Ours is not to change everything. Ours is to love, and it has to be God’s love because our own isn’t deep enough, isn’t strong enough, isn’t resilient enough to shoulder all those hurts and abuses and sins and pieces of memory that haunt us in the night–and still hold up.

We were never meant to love without Him, and we don’t have to look far to see the pitiable result of trying to, the façade of human love that shatters like meringue without His heart holding it all together.

Tell her you love her, and mean it. If she’s already gone, then love her in your heart. You can do that, not because she deserves it or she was perfect or everything was grand but because she was your mother. You will walk forward with far less pain.

Love your mama, sweet girl, and heal.

8 thoughts on “Girl, you need to love your mama

  1. I’d love to call mine and tell her I love her but the last 10 times I called she refused to answer her phone. The last half a dozen emails have gone unanswered. I’m at a complete loss and trying any more feels like self harm. And truth be told I’m healthier now that she hasn’t been in my life for 7 months. I just cry a lot more.

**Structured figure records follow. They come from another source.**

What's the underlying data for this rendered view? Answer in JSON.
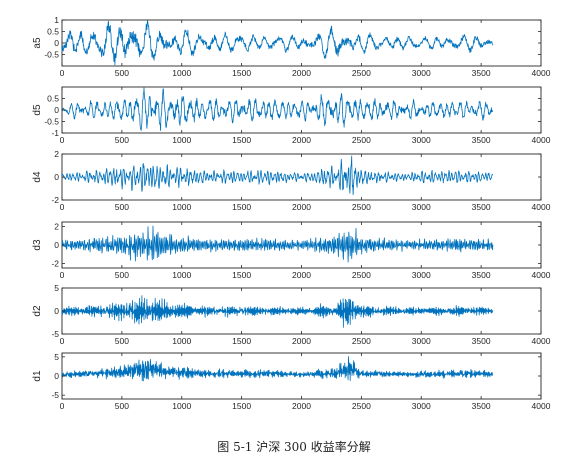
{
  "caption": "图 5-1 沪深 300 收益率分解",
  "colors": {
    "line": "#0072BD",
    "axis": "#262626",
    "background": "#ffffff"
  },
  "chart_data": [
    {
      "type": "line",
      "ylabel": "a5",
      "xlim": [
        0,
        4000
      ],
      "ylim": [
        -1,
        1
      ],
      "xticks": [
        0,
        500,
        1000,
        1500,
        2000,
        2500,
        3000,
        3500,
        4000
      ],
      "yticks": [
        -0.5,
        0,
        0.5,
        1
      ],
      "ytick_labels": [
        "-0.5",
        "0",
        "0.5",
        "1"
      ],
      "n_points": 3600,
      "x_range": [
        1,
        3600
      ],
      "approx_period": 110,
      "approx_amplitude": 0.35,
      "envelope": [
        [
          0,
          0.5
        ],
        [
          300,
          0.55
        ],
        [
          450,
          0.9
        ],
        [
          600,
          0.8
        ],
        [
          700,
          0.7
        ],
        [
          900,
          0.55
        ],
        [
          1300,
          0.4
        ],
        [
          1500,
          0.35
        ],
        [
          2000,
          0.3
        ],
        [
          2300,
          0.6
        ],
        [
          2400,
          0.5
        ],
        [
          2600,
          0.3
        ],
        [
          3000,
          0.25
        ],
        [
          3300,
          0.3
        ],
        [
          3600,
          0.3
        ]
      ],
      "grid": false,
      "legend": "none"
    },
    {
      "type": "line",
      "ylabel": "d5",
      "xlim": [
        0,
        4000
      ],
      "ylim": [
        -1,
        1
      ],
      "xticks": [
        0,
        500,
        1000,
        1500,
        2000,
        2500,
        3000,
        3500,
        4000
      ],
      "yticks": [
        -1,
        -0.5,
        0,
        0.5
      ],
      "ytick_labels": [
        "-1",
        "-0.5",
        "0",
        "0.5"
      ],
      "n_points": 3600,
      "x_range": [
        1,
        3600
      ],
      "approx_period": 55,
      "approx_amplitude": 0.5,
      "envelope": [
        [
          0,
          0.2
        ],
        [
          200,
          0.35
        ],
        [
          500,
          0.4
        ],
        [
          700,
          0.85
        ],
        [
          900,
          0.65
        ],
        [
          1200,
          0.45
        ],
        [
          1600,
          0.45
        ],
        [
          2000,
          0.35
        ],
        [
          2300,
          0.7
        ],
        [
          2500,
          0.45
        ],
        [
          3000,
          0.3
        ],
        [
          3300,
          0.35
        ],
        [
          3600,
          0.35
        ]
      ],
      "grid": false,
      "legend": "none"
    },
    {
      "type": "line",
      "ylabel": "d4",
      "xlim": [
        0,
        4000
      ],
      "ylim": [
        -2,
        2
      ],
      "xticks": [
        0,
        500,
        1000,
        1500,
        2000,
        2500,
        3000,
        3500,
        4000
      ],
      "yticks": [
        -2,
        0,
        2
      ],
      "ytick_labels": [
        "-2",
        "0",
        "2"
      ],
      "n_points": 3600,
      "x_range": [
        1,
        3600
      ],
      "approx_period": 28,
      "approx_amplitude": 0.6,
      "envelope": [
        [
          0,
          0.3
        ],
        [
          250,
          0.5
        ],
        [
          500,
          0.8
        ],
        [
          700,
          1.3
        ],
        [
          850,
          0.9
        ],
        [
          1200,
          0.5
        ],
        [
          1700,
          0.55
        ],
        [
          2000,
          0.3
        ],
        [
          2300,
          0.9
        ],
        [
          2400,
          1.7
        ],
        [
          2500,
          0.6
        ],
        [
          2800,
          0.3
        ],
        [
          3000,
          0.45
        ],
        [
          3300,
          0.5
        ],
        [
          3600,
          0.35
        ]
      ],
      "grid": false,
      "legend": "none"
    },
    {
      "type": "line",
      "ylabel": "d3",
      "xlim": [
        0,
        4000
      ],
      "ylim": [
        -2.5,
        2.5
      ],
      "xticks": [
        0,
        500,
        1000,
        1500,
        2000,
        2500,
        3000,
        3500,
        4000
      ],
      "yticks": [
        -2,
        0,
        2
      ],
      "ytick_labels": [
        "-2",
        "0",
        "2"
      ],
      "n_points": 3600,
      "x_range": [
        1,
        3600
      ],
      "approx_period": 14,
      "approx_amplitude": 0.6,
      "envelope": [
        [
          0,
          0.5
        ],
        [
          300,
          0.7
        ],
        [
          500,
          1.0
        ],
        [
          700,
          1.7
        ],
        [
          900,
          1.0
        ],
        [
          1200,
          0.6
        ],
        [
          1700,
          0.6
        ],
        [
          2000,
          0.45
        ],
        [
          2300,
          1.0
        ],
        [
          2400,
          1.9
        ],
        [
          2500,
          0.8
        ],
        [
          2900,
          0.45
        ],
        [
          3300,
          0.7
        ],
        [
          3500,
          0.55
        ],
        [
          3600,
          0.5
        ]
      ],
      "grid": false,
      "legend": "none"
    },
    {
      "type": "line",
      "ylabel": "d2",
      "xlim": [
        0,
        4000
      ],
      "ylim": [
        -5,
        5
      ],
      "xticks": [
        0,
        500,
        1000,
        1500,
        2000,
        2500,
        3000,
        3500,
        4000
      ],
      "yticks": [
        -5,
        0,
        5
      ],
      "ytick_labels": [
        "-5",
        "0",
        "5"
      ],
      "n_points": 3600,
      "x_range": [
        1,
        3600
      ],
      "approx_period": 7,
      "approx_amplitude": 1.0,
      "envelope": [
        [
          0,
          0.8
        ],
        [
          300,
          1.2
        ],
        [
          500,
          1.8
        ],
        [
          700,
          3.0
        ],
        [
          900,
          1.6
        ],
        [
          1200,
          1.0
        ],
        [
          1700,
          0.9
        ],
        [
          2000,
          0.7
        ],
        [
          2300,
          1.5
        ],
        [
          2400,
          3.5
        ],
        [
          2500,
          1.2
        ],
        [
          2900,
          0.7
        ],
        [
          3300,
          0.9
        ],
        [
          3600,
          0.8
        ]
      ],
      "grid": false,
      "legend": "none"
    },
    {
      "type": "line",
      "ylabel": "d1",
      "xlim": [
        0,
        4000
      ],
      "ylim": [
        -6,
        6
      ],
      "xticks": [
        0,
        500,
        1000,
        1500,
        2000,
        2500,
        3000,
        3500,
        4000
      ],
      "yticks": [
        -5,
        0,
        5
      ],
      "ytick_labels": [
        "-5",
        "0",
        "5"
      ],
      "n_points": 3600,
      "x_range": [
        1,
        3600
      ],
      "approx_period": 3,
      "approx_amplitude": 1.3,
      "envelope": [
        [
          0,
          1.0
        ],
        [
          300,
          1.5
        ],
        [
          500,
          2.5
        ],
        [
          700,
          4.5
        ],
        [
          900,
          2.5
        ],
        [
          1200,
          1.5
        ],
        [
          1700,
          1.4
        ],
        [
          2000,
          1.0
        ],
        [
          2300,
          2.0
        ],
        [
          2400,
          4.8
        ],
        [
          2500,
          1.5
        ],
        [
          2900,
          1.0
        ],
        [
          3300,
          1.5
        ],
        [
          3600,
          1.2
        ]
      ],
      "grid": false,
      "legend": "none"
    }
  ]
}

    • That is a terrible spot to be in, Brandi. The only thing you can do is continue to love and pray for her and as much as it lies with you, be at peace with her within yourself. Leave the rest to God. He has work to do in her heart as well, and that is not in your control. Trust Him with it. His ways are higher than ours. Love you, my friend.

  2. I am also a girl standing on the other side of my mothers life and I can tell you you’re wrong about regrets. My mother died ten years ago and honestly these have been the best ten years of my life. I saw a Christian counselor before she died and with his counsel and God’s guidance I tried to love her, tried to make our relationship better and she just didn’t care about anyone but herself. My healing came through God, a Christian counselor, and her death. Not through loving her. My only regret is that I subjected myself to her abuse me as long as I did.

    • Lynn, I am truly sorry for the experience you had with your mom. I can’t say that I agree with the idea that showing love was/is a mistake or poor choice; I don’t believe love ever goes for naught when it is given with a heart attuned to God. Your relief at her passing is understandable given the abuse, but it is important to remember that your situation was a broken one. That is not the ideal, and striving to interject love into brokenness is not wrong. As I said in my post, it doesn’t always mean you can have a relationship.

      Love is a verb, is a conscious choice, and is not based on feelings. And true agape (Godly) love is offered without regard to whether or not one is deserving. Thankfully it is offered to all of us, and we are all undeserving. That is His amazing grace. God can always heal through our choice to love, so even though you say you were not healed through loving her, you can’t know what God did through your efforts to do so. Her brokenness was never the criteria for whether or not it was the right choice to love.

      • Lisa, if you’ll read my comment again you’ll see that I didn’t say I thought showing my mother love was a mistake, poor choice, or for naught. I know what agape love is and I did that for my whole life with her. You are right that I can’t know what God did in me or her through my efforts. But I think my healing came through biblically based counseling and her death.
        My point in commenting was to say I don’t agree with your statement, “one way or another you’re going to have regrets.” I don’t think that is true for everyone. It’s not for me. If you weren’t raised by a narcissistic, emotionally, verbally and physically abusive mother you can’t understand.
        I’m really not trying to be argumentative about this. I think you’d be surprised how many mothers there are out there like mine and Brandi’s. Yes, there are lots of tears, but we are healthier without them in our lives.